Então a rua é tomada. A noite começa a cair. Você
segue. Cruza as ruas olhando ao redor, os olhos famintos de procura, você
persegue em cada canto, em cada esquina, a possibilidade de encontrar. Passa
em frente ao bar e recusa um convite. Sobe para o ônibus e nega o troco.
Encosta a cabeça no largo vidro e olha para a paisagem circulante tentando
encontrar outra vida. Não encontra.
Todos os sentidos vidrados, buscando um único objeto.

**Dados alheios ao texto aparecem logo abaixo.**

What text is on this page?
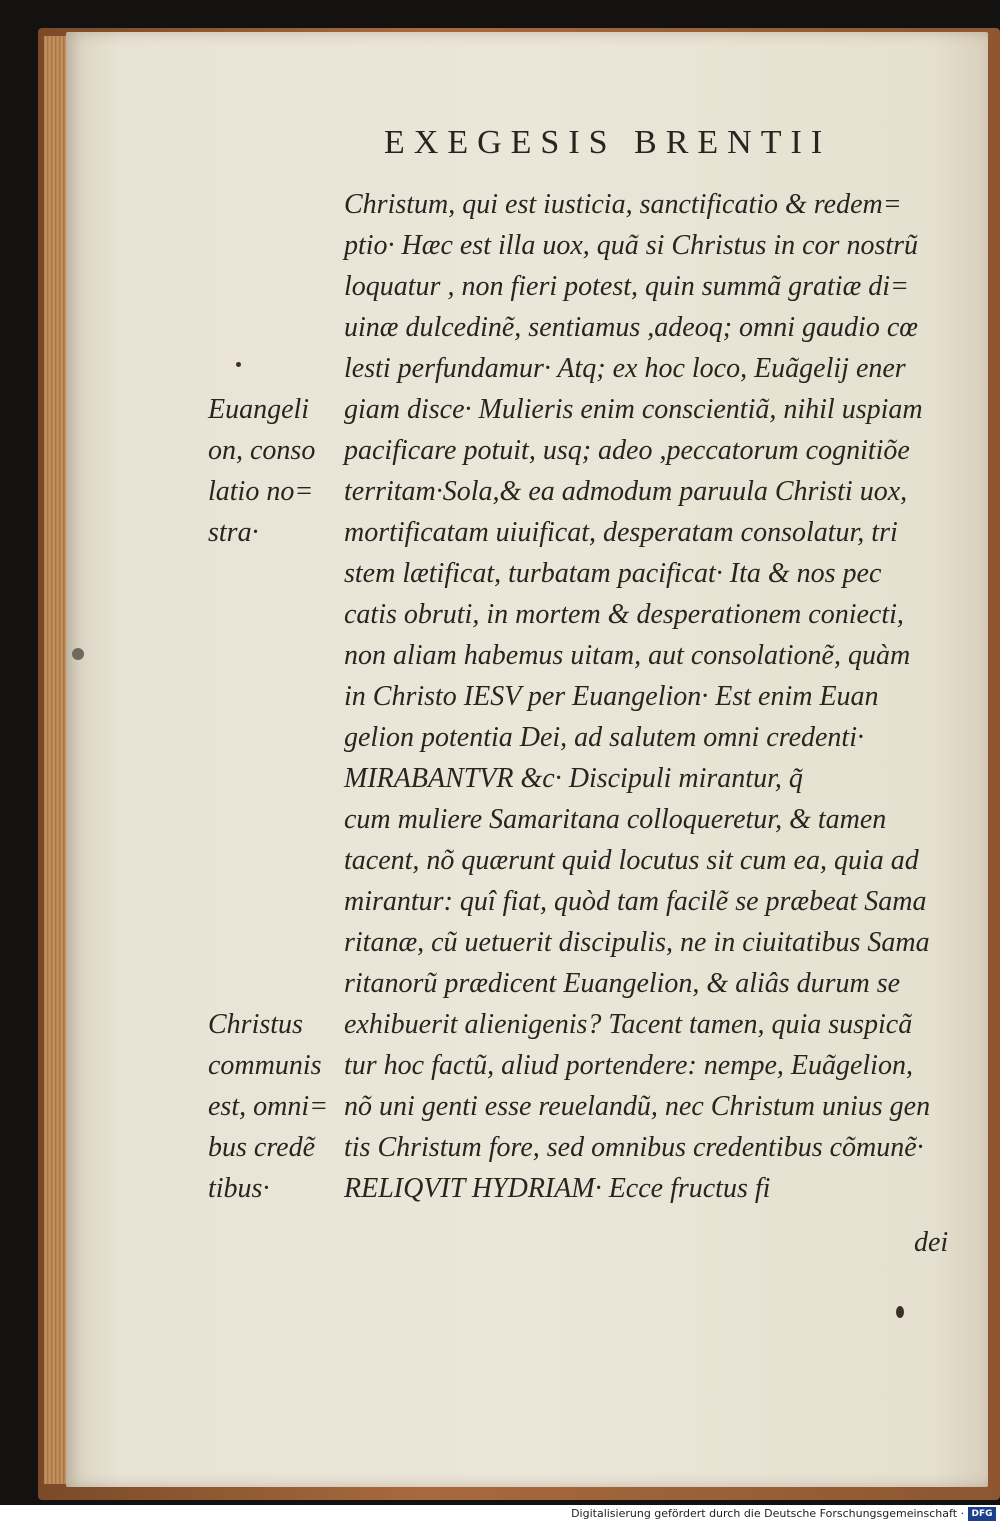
EXEGESIS BRENTII
Christum, qui est iusticia, sanctificatio & redem=
ptio· Hæc est illa uox, quã si Christus in cor nostrũ
loquatur , non fieri potest, quin summã gratiæ di=
uinæ dulcedinẽ, sentiamus ,adeoq; omni gaudio cœ
lesti perfundamur· Atq; ex hoc loco, Euãgelij ener
giam disce· Mulieris enim conscientiã, nihil uspiam
pacificare potuit, usq; adeo ,peccatorum cognitiõe
territam·Sola,& ea admodum paruula Christi uox,
mortificatam uiuificat, desperatam consolatur, tri
stem lætificat, turbatam pacificat· Ita & nos pec
catis obruti, in mortem & desperationem coniecti,
non aliam habemus uitam, aut consolationẽ, quàm
in Christo IESV per Euangelion· Est enim Euan
gelion potentia Dei, ad salutem omni credenti·
MIRABANTVR &c· Discipuli mirantur, q̃
cum muliere Samaritana colloqueretur, & tamen
tacent, nõ quærunt quid locutus sit cum ea, quia ad
mirantur: quî fiat, quòd tam facilẽ se præbeat Sama
ritanæ, cũ uetuerit discipulis, ne in ciuitatibus Sama
ritanorũ prædicent Euangelion, & aliâs durum se
exhibuerit alienigenis? Tacent tamen, quia suspicã
tur hoc factũ, aliud portendere: nempe, Euãgelion,
nõ uni genti esse reuelandũ, nec Christum unius gen
tis Christum fore, sed omnibus credentibus cõmunẽ·
RELIQVIT HYDRIAM· Ecce fructus fi
Euangeli
on, conso
latio no=
stra·
Christus
communis
est, omni=
bus credẽ
tibus·
dei
Digitalisierung gefördert durch die Deutsche Forschungsgemeinschaft · DFG
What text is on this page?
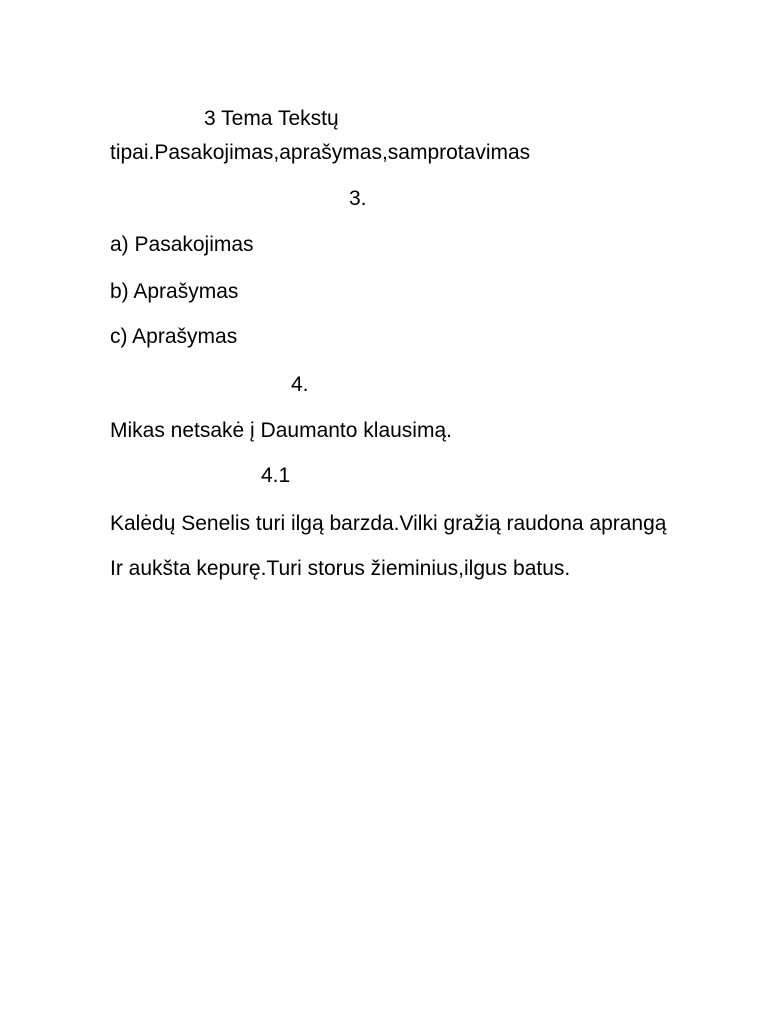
3 Tema Tekstų
tipai.Pasakojimas,aprašymas,samprotavimas
3.
a) Pasakojimas
b) Aprašymas
c) Aprašymas
4.
Mikas netsakė į Daumanto klausimą.
4.1
Kalėdų Senelis turi ilgą barzda.Vilki gražią raudona aprangą
Ir aukšta kepurę.Turi storus žieminius,ilgus batus.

Olha para fora, buscando na imensidão de rostos desconhecidos e bares
não penetrados algo que lhe faça vibrar por dentro. Talvez aquela
de cabelos encaracolados, de calças pretas e blusa bordô. Ou então
a mendiga que vaga fétida, pela rua fétida, com sua vida fétida,
cheia de ilusões perfumadas. Você olha para dentro do ônibus,
observa os olhares brutos que atravessam os vidros, os concretos, os corações.
Nada parece pulsar. O cansaço estampado nas faces marcadas, a desilusão
em cada suspiro. E percebe que também está assim, que também
é assim.
Olhando ainda mais para dentro, pode achar que não seja muito tarde para
virar gótico, budista, ateu ou qualquer outro rótulo que as pessoas
se colocam para dizer: Estou vivo, estou aqui. Isso lhe fará pensar no
tempo, em todo o tempo, o seu tempo. O passado. O futuro. O presente. O presente.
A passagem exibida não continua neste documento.